Managing Director SIAL Network untuk wilayah ASEAN dan India, Henri Tan, mengungkapkan bahwa perubahan nama ini bukan sekadar pembaruan merek. Integrasi yang lebih mendalam dengan jaringan global Salon International de l’Alimentation (SIAL) diharapkan dapat membuka peluang bisnis yang lebih luas bagi para pelaku industri tanah air agar dapat bersaing di kancah global.
Melalui sinergi berskala internasional ini, pameran tersebut dirancang untuk menarik lebih banyak investasi asing, mendatangkan pembeli (buyer) internasional secara langsung, serta memfasilitasi transfer teknologi dan inovasi pangan terkini ke dalam ekosistem bisnis lokal.
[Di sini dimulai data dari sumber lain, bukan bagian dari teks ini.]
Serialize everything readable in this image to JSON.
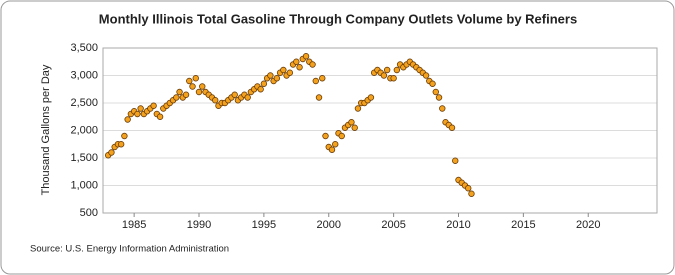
{
  "chart_data": {
    "type": "scatter",
    "title": "Monthly Illinois Total Gasoline Through Company Outlets Volume by Refiners",
    "y_label": "Thousand Gallons per Day",
    "source": "Source: U.S. Energy Information Administration",
    "xlim": [
      1982.6,
      2025.3
    ],
    "xticks": [
      1985,
      1990,
      1995,
      2000,
      2005,
      2010,
      2015,
      2020
    ],
    "ylim": [
      500,
      3500
    ],
    "yticks": [
      500,
      {
        "value": 1000,
        "label": "1,000"
      },
      {
        "value": 1500,
        "label": "1,500"
      },
      {
        "value": 2000,
        "label": "2,000"
      },
      {
        "value": 2500,
        "label": "2,500"
      },
      {
        "value": 3000,
        "label": "3,000"
      },
      {
        "value": 3500,
        "label": "3,500"
      }
    ],
    "grid": true,
    "series": [
      {
        "color": "#f4a21e",
        "x": [
          1983,
          1983.25,
          1983.5,
          1983.75,
          1984,
          1984.25,
          1984.5,
          1984.75,
          1985,
          1985.25,
          1985.5,
          1985.75,
          1986,
          1986.25,
          1986.5,
          1986.75,
          1987,
          1987.25,
          1987.5,
          1987.75,
          1988,
          1988.25,
          1988.5,
          1988.75,
          1989,
          1989.25,
          1989.5,
          1989.75,
          1990,
          1990.25,
          1990.5,
          1990.75,
          1991,
          1991.25,
          1991.5,
          1991.75,
          1992,
          1992.25,
          1992.5,
          1992.75,
          1993,
          1993.25,
          1993.5,
          1993.75,
          1994,
          1994.25,
          1994.5,
          1994.75,
          1995,
          1995.25,
          1995.5,
          1995.75,
          1996,
          1996.25,
          1996.5,
          1996.75,
          1997,
          1997.25,
          1997.5,
          1997.75,
          1998,
          1998.25,
          1998.5,
          1998.75,
          1999,
          1999.25,
          1999.5,
          1999.75,
          2000,
          2000.25,
          2000.5,
          2000.75,
          2001,
          2001.25,
          2001.5,
          2001.75,
          2002,
          2002.25,
          2002.5,
          2002.75,
          2003,
          2003.25,
          2003.5,
          2003.75,
          2004,
          2004.25,
          2004.5,
          2004.75,
          2005,
          2005.25,
          2005.5,
          2005.75,
          2006,
          2006.25,
          2006.5,
          2006.75,
          2007,
          2007.25,
          2007.5,
          2007.75,
          2008,
          2008.25,
          2008.5,
          2008.75,
          2009,
          2009.25,
          2009.5,
          2009.75,
          2010,
          2010.25,
          2010.5,
          2010.75,
          2011
        ],
        "values": [
          1550,
          1600,
          1700,
          1750,
          1750,
          1900,
          2200,
          2300,
          2350,
          2300,
          2400,
          2300,
          2350,
          2400,
          2450,
          2300,
          2250,
          2400,
          2450,
          2500,
          2550,
          2600,
          2700,
          2600,
          2650,
          2900,
          2800,
          2950,
          2700,
          2800,
          2700,
          2650,
          2600,
          2550,
          2450,
          2500,
          2500,
          2550,
          2600,
          2650,
          2550,
          2600,
          2650,
          2600,
          2700,
          2750,
          2800,
          2750,
          2850,
          2950,
          3000,
          2900,
          2950,
          3050,
          3100,
          3000,
          3050,
          3200,
          3250,
          3150,
          3300,
          3350,
          3250,
          3200,
          2900,
          2600,
          2950,
          1900,
          1700,
          1650,
          1750,
          1950,
          1900,
          2050,
          2100,
          2150,
          2050,
          2400,
          2500,
          2500,
          2550,
          2600,
          3050,
          3100,
          3050,
          3000,
          3100,
          2950,
          2950,
          3100,
          3200,
          3150,
          3200,
          3250,
          3200,
          3150,
          3100,
          3050,
          3000,
          2900,
          2850,
          2700,
          2600,
          2400,
          2150,
          2100,
          2050,
          1450,
          1100,
          1050,
          1000,
          950,
          850
        ]
      }
    ]
  }
}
Kolaborasi antara Comexposium dan Seven Event ini menegaskan komitmen jangka panjang untuk menjadikan Indonesia sebagai pusat pertemuan strategis sektor pangan. Acara ini akan mempertemukan seluruh rantai nilai industri, mulai dari produsen, distributor, eksportir, importir, ritel, penyedia jasa makanan (food service), hingga perwakilan pemerintah dan investor.
SIAL Food & Drinks Indonesia 2026 dijadwalkan berlangsung pada 4 hingga 6 November 2026 di Jakarta International Expo (JIExpo) Kemayoran. Pameran akbar ini ditargetkan menghadirkan lebih dari 1.000 merek dari 15 negara yang mencakup wilayah Asia-Pasifik, Eropa, hingga Timur Tengah dan Afrika.